- Belles Location in Dominica
- Coordinates: 15°27′12.7″N 61°19′11.4″W﻿ / ﻿15.453528°N 61.319833°W
- Country: Dominica
- Parish: Saint Joseph Parish
- Elevation: 610.5 m (2,003 ft)

Population (2010)
- • Total: 500
- Time zone: UTC-4 (UTC)

= Belles, Dominica =

Belles is a small village in the Caribbean island nation of Dominica. It is located at and is a part of the country's St. Joseph administrative division. Its population is 500. Belles is a historical site for a few reasons. It is a major part of the highway system to the northern part of the island. The roads were blocked many years ago by Rastafarians who were not happy with the government. Many of them escaped to Jaco Flats and used it for refuge. This is a site that was used by the Maroons hundreds of years ago. As of 2016, the Esprit and Benjamin families own and control a majority of the private land.

== History ==

=== Name ===
The Creole name for the town is Norway (pronounced as "nor-way". Belles previously named Bassinville got its modern name from Henry Hesketh Bell. This village is located near the center of the island.

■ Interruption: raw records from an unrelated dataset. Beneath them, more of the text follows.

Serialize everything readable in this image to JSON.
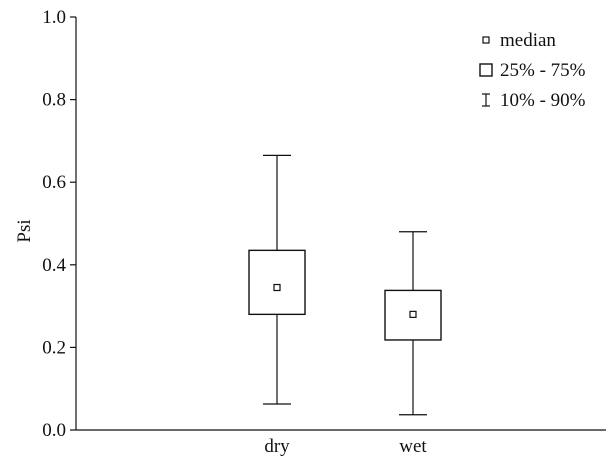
{
  "chart_data": {
    "type": "boxplot",
    "ylabel": "Psi",
    "xlabel": "",
    "ylim": [
      0.0,
      1.0
    ],
    "yticks": [
      "0.0",
      "0.2",
      "0.4",
      "0.6",
      "0.8",
      "1.0"
    ],
    "categories": [
      "dry",
      "wet"
    ],
    "series": [
      {
        "category": "dry",
        "median": 0.345,
        "q25": 0.28,
        "q75": 0.435,
        "p10": 0.063,
        "p90": 0.665
      },
      {
        "category": "wet",
        "median": 0.28,
        "q25": 0.218,
        "q75": 0.338,
        "p10": 0.037,
        "p90": 0.48
      }
    ],
    "legend": {
      "placement": "top-right",
      "items": [
        {
          "symbol": "median-marker",
          "label": "median"
        },
        {
          "symbol": "box",
          "label": "25% - 75%"
        },
        {
          "symbol": "whisker",
          "label": "10% - 90%"
        }
      ]
    },
    "colors": {
      "line": "#111111",
      "fill": "#ffffff"
    }
  }
}
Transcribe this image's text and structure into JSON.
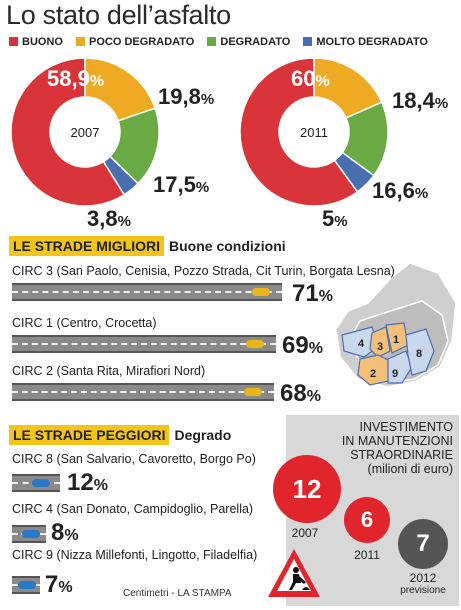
{
  "title": "Lo stato dell’asfalto",
  "legend": [
    {
      "label": "BUONO",
      "color": "#d9343a"
    },
    {
      "label": "POCO DEGRADATO",
      "color": "#eeaa22"
    },
    {
      "label": "DEGRADATO",
      "color": "#6aaa45"
    },
    {
      "label": "MOLTO DEGRADATO",
      "color": "#4a6fae"
    }
  ],
  "chart_data": [
    {
      "type": "pie",
      "center_label": "2007",
      "categories": [
        "BUONO",
        "POCO DEGRADATO",
        "DEGRADATO",
        "MOLTO DEGRADATO"
      ],
      "values": [
        58.9,
        19.8,
        17.5,
        3.8
      ],
      "labels": [
        "58,9",
        "19,8",
        "17,5",
        "3,8"
      ],
      "unit": "%"
    },
    {
      "type": "pie",
      "center_label": "2011",
      "categories": [
        "BUONO",
        "POCO DEGRADATO",
        "DEGRADATO",
        "MOLTO DEGRADATO"
      ],
      "values": [
        60,
        18.4,
        16.6,
        5
      ],
      "labels": [
        "60",
        "18,4",
        "16,6",
        "5"
      ],
      "unit": "%"
    },
    {
      "type": "bar",
      "title": "INVESTIMENTO IN MANUTENZIONI STRAORDINARIE (milioni di euro)",
      "categories": [
        "2007",
        "2011",
        "2012"
      ],
      "category_notes": [
        "",
        "",
        "previsione"
      ],
      "values": [
        12,
        6,
        7
      ]
    }
  ],
  "best": {
    "tag": "LE STRADE MIGLIORI",
    "title": "Buone condizioni",
    "rows": [
      {
        "label": "CIRC 3 (San Paolo, Cenisia, Pozzo Strada, Cit Turin, Borgata Lesna)",
        "value": "71",
        "pct": 71
      },
      {
        "label": "CIRC 1 (Centro, Crocetta)",
        "value": "69",
        "pct": 69
      },
      {
        "label": "CIRC 2 (Santa Rita, Mirafiori Nord)",
        "value": "68",
        "pct": 68
      }
    ]
  },
  "worst": {
    "tag": "LE STRADE PEGGIORI",
    "title": "Degrado",
    "rows": [
      {
        "label": "CIRC 8 (San Salvario, Cavoretto, Borgo Po)",
        "value": "12",
        "pct": 12
      },
      {
        "label": "CIRC 4 (San Donato, Campidoglio, Parella)",
        "value": "8",
        "pct": 8
      },
      {
        "label": "CIRC 9 (Nizza Millefonti, Lingotto, Filadelfia)",
        "value": "7",
        "pct": 7
      }
    ]
  },
  "pct_symbol": "%",
  "map_labels": [
    "4",
    "3",
    "1",
    "2",
    "9",
    "8"
  ],
  "investment": {
    "title_lines": [
      "INVESTIMENTO",
      "IN MANUTENZIONI",
      "STRAORDINARIE",
      "(milioni di euro)"
    ]
  },
  "source": "Centimetri - LA STAMPA",
  "colors": {
    "accent": "#f3c51b",
    "road": "#8a8a8a",
    "good_car": "#e9b51d",
    "bad_car": "#2a78c7",
    "invest_2012": "#555555"
  }
}
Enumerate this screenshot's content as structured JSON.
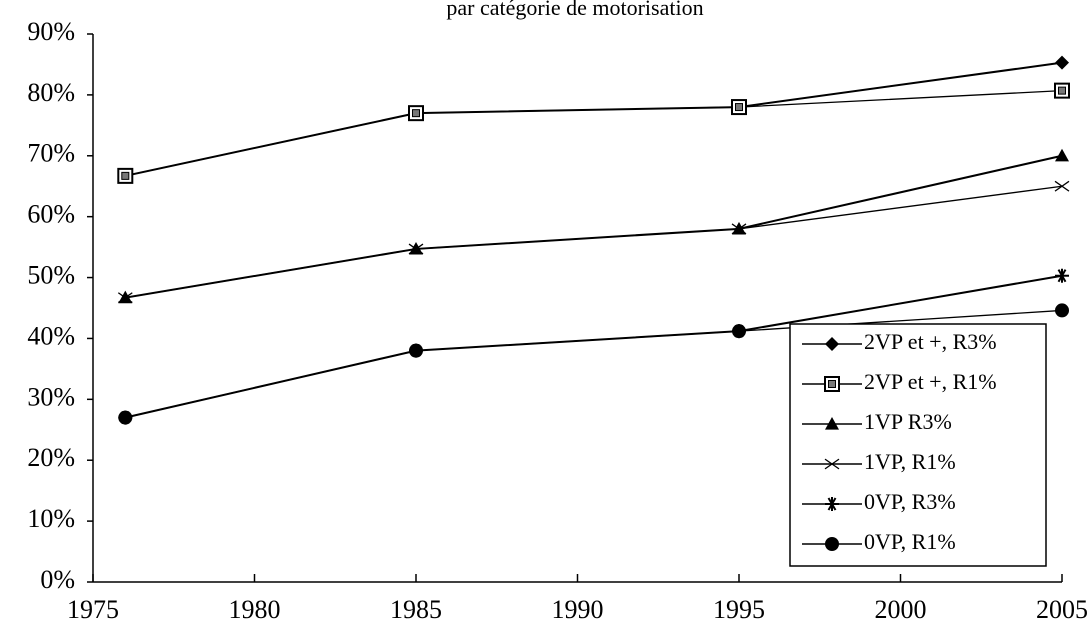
{
  "chart_data": {
    "type": "line",
    "title": "par catégorie de motorisation",
    "x": [
      1976,
      1985,
      1995,
      2005
    ],
    "series": [
      {
        "name": "2VP et +, R3%",
        "color": "#000000",
        "marker": "diamond",
        "values": [
          66.7,
          77,
          78,
          85.3
        ]
      },
      {
        "name": "2VP et +, R1%",
        "color": "#000000",
        "marker": "square",
        "values": [
          66.7,
          77,
          78,
          80.7
        ]
      },
      {
        "name": "1VP  R3%",
        "color": "#000000",
        "marker": "triangle",
        "values": [
          46.7,
          54.7,
          58,
          70
        ]
      },
      {
        "name": "1VP, R1%",
        "color": "#000000",
        "marker": "x",
        "values": [
          46.7,
          54.7,
          58,
          65
        ]
      },
      {
        "name": "0VP, R3%",
        "color": "#000000",
        "marker": "asterisk",
        "values": [
          27,
          38,
          41.2,
          50.3
        ]
      },
      {
        "name": "0VP, R1%",
        "color": "#000000",
        "marker": "circle",
        "values": [
          27,
          38,
          41.2,
          44.6
        ]
      }
    ],
    "xlim": [
      1975,
      2005
    ],
    "xticks": [
      1975,
      1980,
      1985,
      1990,
      1995,
      2000,
      2005
    ],
    "ylim": [
      0,
      90
    ],
    "yticks": [
      {
        "value": 0,
        "label": "0%"
      },
      {
        "value": 10,
        "label": "10%"
      },
      {
        "value": 20,
        "label": "20%"
      },
      {
        "value": 30,
        "label": "30%"
      },
      {
        "value": 40,
        "label": "40%"
      },
      {
        "value": 50,
        "label": "50%"
      },
      {
        "value": 60,
        "label": "60%"
      },
      {
        "value": 70,
        "label": "70%"
      },
      {
        "value": 80,
        "label": "80%"
      },
      {
        "value": 90,
        "label": "90%"
      }
    ],
    "grid": false,
    "legend": "lower right"
  }
}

The main highway Nicholas Liverpool Highway runs north to Marigot. If the road is taken south, it ends up in Roseau, the capital of the island. There is a Catholic church in the village. It is dedicated to Saint Peter Donders (constructed 1929). The feast of Belles 'fete Belles' is celebrated yearly in the village. People come from near and far to celebrate. In recent years, the community, which was heavily dependent on agriculture, remains a significant contributor towards agricultural development on the island.

=== The Road ===

An excerpt from Lennox Honychurch, the islands most notable historian states that; By early 1947 the road cutting had only reached the hill at D'Leau Gommier and all of the money had disappeared. In three years of work the road had only progressed about a mile and a half. The project closed down and it was not resurrected for almost a decade. People spoke of "bobol" and they sang about it in two famous "chantè mas" during the masquerade of 1947: "Sa ki twavai Norway!" and "Si ou té Norway sa ou téké fè?

=== Local School ===

Belles houses a small government school. It is government sponsored and a majority of local residents attend. Many years ago, students walked many miles to school. This is no longer the case. The school department chatters local buses for the transportation of teachers and students. The primary school got a donation of refurbished computers in 2013.